At the same time these arrests are being made, several people joined Jimmy Cherizier, a notorious gang leader also known on the street as Barbecue, to demand justice for the assassinated President Jovenel Moïse. At a rally in La Saline, gang members wore hoods to cover their faces as they rallied for justice for the president. Cherizier, a former police officer turned gang leader knelt down before a large portrait of the president and lit a candle as a truck nearby played music. The leader of the G9 gang railed against human rights advocates, journalists and business owners whom he accused of colluding to kill Moïse. The crowd of gang members also dressed in white and sang as they circled a bonfire and threw salt into the flames as part of a ceremony to honor the late president. Mr.
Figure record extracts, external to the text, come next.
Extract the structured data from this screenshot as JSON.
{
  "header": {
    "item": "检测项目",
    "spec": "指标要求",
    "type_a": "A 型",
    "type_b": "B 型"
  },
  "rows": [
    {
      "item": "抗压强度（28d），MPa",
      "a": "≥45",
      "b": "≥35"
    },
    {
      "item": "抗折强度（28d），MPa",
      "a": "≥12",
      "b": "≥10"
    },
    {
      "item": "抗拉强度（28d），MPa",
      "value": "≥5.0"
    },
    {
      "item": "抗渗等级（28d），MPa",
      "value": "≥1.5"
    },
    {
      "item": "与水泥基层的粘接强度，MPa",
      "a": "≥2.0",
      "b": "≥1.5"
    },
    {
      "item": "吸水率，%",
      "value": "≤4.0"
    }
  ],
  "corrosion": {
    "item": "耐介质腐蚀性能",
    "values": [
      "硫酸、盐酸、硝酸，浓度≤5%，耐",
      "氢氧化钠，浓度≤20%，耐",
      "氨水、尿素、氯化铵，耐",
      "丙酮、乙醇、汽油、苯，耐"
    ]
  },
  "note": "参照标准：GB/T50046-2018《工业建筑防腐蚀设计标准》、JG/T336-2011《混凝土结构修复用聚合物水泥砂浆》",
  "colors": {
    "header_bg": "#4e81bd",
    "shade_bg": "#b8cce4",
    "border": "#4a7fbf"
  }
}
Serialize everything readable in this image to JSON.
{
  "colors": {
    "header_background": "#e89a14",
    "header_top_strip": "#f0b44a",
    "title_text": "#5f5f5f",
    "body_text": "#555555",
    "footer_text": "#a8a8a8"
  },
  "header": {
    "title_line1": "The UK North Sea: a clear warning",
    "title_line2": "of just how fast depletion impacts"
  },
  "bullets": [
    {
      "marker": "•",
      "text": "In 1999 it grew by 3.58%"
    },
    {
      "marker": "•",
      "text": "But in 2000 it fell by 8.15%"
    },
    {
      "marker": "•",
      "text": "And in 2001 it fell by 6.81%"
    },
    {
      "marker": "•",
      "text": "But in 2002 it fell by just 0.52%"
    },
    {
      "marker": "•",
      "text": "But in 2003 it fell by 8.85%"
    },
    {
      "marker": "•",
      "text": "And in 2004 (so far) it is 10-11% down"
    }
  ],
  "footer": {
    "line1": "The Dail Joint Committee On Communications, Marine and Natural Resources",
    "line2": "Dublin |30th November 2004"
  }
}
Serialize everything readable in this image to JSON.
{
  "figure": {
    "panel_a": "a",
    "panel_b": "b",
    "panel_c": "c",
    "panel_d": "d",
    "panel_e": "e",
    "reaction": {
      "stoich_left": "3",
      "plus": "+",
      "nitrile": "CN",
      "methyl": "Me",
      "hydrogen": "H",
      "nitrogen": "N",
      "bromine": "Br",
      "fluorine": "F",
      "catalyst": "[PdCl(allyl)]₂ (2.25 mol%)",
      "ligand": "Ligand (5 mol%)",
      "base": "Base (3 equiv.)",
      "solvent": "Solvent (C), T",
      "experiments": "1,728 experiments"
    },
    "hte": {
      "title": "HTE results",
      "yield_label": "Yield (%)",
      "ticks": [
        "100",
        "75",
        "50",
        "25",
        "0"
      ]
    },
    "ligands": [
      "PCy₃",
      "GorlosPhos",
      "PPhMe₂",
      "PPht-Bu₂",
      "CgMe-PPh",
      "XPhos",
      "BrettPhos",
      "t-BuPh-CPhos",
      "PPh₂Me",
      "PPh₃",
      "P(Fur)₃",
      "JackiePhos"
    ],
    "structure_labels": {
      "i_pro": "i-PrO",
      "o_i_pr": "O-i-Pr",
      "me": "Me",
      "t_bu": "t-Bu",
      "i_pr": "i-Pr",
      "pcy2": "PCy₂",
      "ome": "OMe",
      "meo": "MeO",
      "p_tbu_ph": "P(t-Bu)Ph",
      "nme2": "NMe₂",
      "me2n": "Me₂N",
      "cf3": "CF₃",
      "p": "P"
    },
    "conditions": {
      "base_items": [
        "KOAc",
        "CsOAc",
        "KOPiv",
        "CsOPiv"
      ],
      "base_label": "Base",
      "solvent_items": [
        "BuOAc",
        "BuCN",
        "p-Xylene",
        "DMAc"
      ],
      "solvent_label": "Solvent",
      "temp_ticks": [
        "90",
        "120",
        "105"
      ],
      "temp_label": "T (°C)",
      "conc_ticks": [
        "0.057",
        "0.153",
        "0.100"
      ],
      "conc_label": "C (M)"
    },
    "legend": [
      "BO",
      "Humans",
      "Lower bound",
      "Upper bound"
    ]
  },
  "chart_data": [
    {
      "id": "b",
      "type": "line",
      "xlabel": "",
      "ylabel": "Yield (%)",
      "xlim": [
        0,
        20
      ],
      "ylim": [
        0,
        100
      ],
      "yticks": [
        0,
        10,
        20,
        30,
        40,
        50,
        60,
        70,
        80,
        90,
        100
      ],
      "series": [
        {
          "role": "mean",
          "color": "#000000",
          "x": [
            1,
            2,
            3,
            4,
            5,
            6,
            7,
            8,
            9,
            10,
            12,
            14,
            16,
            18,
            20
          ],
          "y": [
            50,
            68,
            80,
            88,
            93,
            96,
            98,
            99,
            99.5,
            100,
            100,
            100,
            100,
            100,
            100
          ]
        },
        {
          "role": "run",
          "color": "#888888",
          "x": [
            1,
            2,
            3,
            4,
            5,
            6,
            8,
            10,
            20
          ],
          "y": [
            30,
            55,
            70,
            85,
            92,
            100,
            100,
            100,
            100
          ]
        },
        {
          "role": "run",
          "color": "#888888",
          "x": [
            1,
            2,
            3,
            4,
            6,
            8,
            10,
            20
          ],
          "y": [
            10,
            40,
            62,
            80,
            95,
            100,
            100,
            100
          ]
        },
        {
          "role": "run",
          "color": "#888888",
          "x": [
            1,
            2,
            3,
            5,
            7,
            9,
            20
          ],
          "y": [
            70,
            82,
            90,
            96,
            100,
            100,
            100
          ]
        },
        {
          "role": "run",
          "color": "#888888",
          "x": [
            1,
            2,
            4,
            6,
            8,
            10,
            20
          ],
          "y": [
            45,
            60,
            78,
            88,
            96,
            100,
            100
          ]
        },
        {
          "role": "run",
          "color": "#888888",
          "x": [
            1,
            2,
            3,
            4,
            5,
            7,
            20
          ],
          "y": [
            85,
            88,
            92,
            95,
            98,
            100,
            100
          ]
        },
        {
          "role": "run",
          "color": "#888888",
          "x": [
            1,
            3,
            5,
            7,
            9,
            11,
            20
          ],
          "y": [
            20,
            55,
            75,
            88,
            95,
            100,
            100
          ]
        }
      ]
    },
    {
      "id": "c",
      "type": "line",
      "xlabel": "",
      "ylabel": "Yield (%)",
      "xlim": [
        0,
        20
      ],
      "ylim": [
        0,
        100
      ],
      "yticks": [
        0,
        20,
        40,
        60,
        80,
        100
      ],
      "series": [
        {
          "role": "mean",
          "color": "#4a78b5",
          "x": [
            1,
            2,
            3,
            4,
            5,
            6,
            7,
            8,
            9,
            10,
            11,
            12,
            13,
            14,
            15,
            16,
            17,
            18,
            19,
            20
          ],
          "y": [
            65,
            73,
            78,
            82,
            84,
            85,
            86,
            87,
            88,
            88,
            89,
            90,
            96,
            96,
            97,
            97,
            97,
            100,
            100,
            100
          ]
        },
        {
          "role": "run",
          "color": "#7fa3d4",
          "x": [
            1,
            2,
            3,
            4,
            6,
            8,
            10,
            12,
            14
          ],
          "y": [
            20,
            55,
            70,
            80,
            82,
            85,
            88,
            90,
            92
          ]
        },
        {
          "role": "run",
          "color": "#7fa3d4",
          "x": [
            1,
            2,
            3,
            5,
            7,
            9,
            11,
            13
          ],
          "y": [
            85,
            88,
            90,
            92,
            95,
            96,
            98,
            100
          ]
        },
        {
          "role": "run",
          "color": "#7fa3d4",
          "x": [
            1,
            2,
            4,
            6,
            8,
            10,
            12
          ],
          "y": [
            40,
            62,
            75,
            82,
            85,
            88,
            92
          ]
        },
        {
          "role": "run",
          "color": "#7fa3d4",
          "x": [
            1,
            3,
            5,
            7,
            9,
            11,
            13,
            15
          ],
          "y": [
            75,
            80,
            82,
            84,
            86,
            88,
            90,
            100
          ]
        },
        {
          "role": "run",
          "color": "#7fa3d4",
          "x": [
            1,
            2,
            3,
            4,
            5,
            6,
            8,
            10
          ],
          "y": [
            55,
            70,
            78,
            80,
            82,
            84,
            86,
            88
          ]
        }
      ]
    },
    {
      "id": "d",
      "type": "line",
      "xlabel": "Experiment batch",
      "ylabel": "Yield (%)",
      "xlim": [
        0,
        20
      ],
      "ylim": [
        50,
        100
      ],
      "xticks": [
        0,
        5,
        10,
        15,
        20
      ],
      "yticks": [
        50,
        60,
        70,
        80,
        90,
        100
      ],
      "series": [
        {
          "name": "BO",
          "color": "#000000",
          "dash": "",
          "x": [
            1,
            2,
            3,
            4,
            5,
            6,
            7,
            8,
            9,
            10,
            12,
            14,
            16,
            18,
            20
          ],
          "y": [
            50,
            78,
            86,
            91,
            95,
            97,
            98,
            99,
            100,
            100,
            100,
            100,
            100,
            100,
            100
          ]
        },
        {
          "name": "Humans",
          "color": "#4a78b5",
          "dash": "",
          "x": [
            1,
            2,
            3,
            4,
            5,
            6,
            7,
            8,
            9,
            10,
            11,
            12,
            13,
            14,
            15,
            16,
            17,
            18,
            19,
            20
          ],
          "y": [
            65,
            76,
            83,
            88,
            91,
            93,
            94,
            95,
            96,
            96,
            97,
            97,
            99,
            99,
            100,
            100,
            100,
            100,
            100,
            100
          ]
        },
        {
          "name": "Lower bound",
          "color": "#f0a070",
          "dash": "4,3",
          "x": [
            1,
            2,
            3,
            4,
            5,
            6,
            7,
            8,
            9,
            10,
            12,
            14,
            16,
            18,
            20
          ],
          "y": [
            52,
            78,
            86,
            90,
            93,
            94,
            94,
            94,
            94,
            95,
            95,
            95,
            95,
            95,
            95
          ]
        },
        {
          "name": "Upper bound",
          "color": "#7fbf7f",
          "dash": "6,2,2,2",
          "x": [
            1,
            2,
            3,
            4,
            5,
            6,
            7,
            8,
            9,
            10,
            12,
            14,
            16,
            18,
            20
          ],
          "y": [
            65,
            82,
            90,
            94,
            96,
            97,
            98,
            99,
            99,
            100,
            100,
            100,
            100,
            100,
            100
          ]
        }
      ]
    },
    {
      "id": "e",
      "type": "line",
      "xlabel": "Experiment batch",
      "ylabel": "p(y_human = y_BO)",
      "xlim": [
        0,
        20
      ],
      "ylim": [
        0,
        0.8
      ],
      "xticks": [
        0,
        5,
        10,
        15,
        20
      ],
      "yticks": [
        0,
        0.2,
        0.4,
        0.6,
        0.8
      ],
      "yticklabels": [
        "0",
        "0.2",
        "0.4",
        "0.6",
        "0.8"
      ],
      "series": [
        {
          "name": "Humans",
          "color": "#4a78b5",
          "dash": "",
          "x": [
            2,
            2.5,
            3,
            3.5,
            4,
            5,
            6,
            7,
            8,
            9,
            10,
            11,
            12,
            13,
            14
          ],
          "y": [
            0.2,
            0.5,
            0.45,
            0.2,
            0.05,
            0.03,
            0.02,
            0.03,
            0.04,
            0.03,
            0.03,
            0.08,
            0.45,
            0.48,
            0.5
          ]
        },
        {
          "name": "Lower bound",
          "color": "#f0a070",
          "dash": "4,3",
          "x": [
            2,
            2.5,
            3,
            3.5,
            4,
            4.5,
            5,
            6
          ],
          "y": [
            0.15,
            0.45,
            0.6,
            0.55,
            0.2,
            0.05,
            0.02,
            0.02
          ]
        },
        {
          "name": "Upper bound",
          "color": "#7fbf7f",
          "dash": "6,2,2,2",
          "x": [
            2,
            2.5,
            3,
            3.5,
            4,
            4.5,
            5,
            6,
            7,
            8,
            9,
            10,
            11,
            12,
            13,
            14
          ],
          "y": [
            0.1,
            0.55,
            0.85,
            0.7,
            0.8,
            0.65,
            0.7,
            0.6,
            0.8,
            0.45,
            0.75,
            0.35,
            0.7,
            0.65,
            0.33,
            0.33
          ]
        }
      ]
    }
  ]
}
Cherizier said to those he suspected as the masterminds of the assassination that just as they invested their money to kill the President, they (the gangs) will invest themselves with all their strength to rid them off the land (Haiti). To avenge what he sees as another attack on the poor, Mr. Cherizier invite all other gang leaders in the capital to join his group, the G9 to fight against the beneficiaries of the system.
Finally, there was the sad incidence in Cap-Haïtien on Friday July 23, 2021 same day the President’s funeral was held, when the store, Valerio Canez in Quartier-Morin in Cap-Haïtien was vandalized and set ablaze. Store manager, René Max Auguste said the damages were in the amount of more than US2m, as the stock was stolen by people accompanied by heavily armed gangs and as the ceiling fell, the police who were near at Madeline did not do anything to secure the area or protect the building and stock. Mr. Auguste, however plans to rebuild as he is committed to serving their public.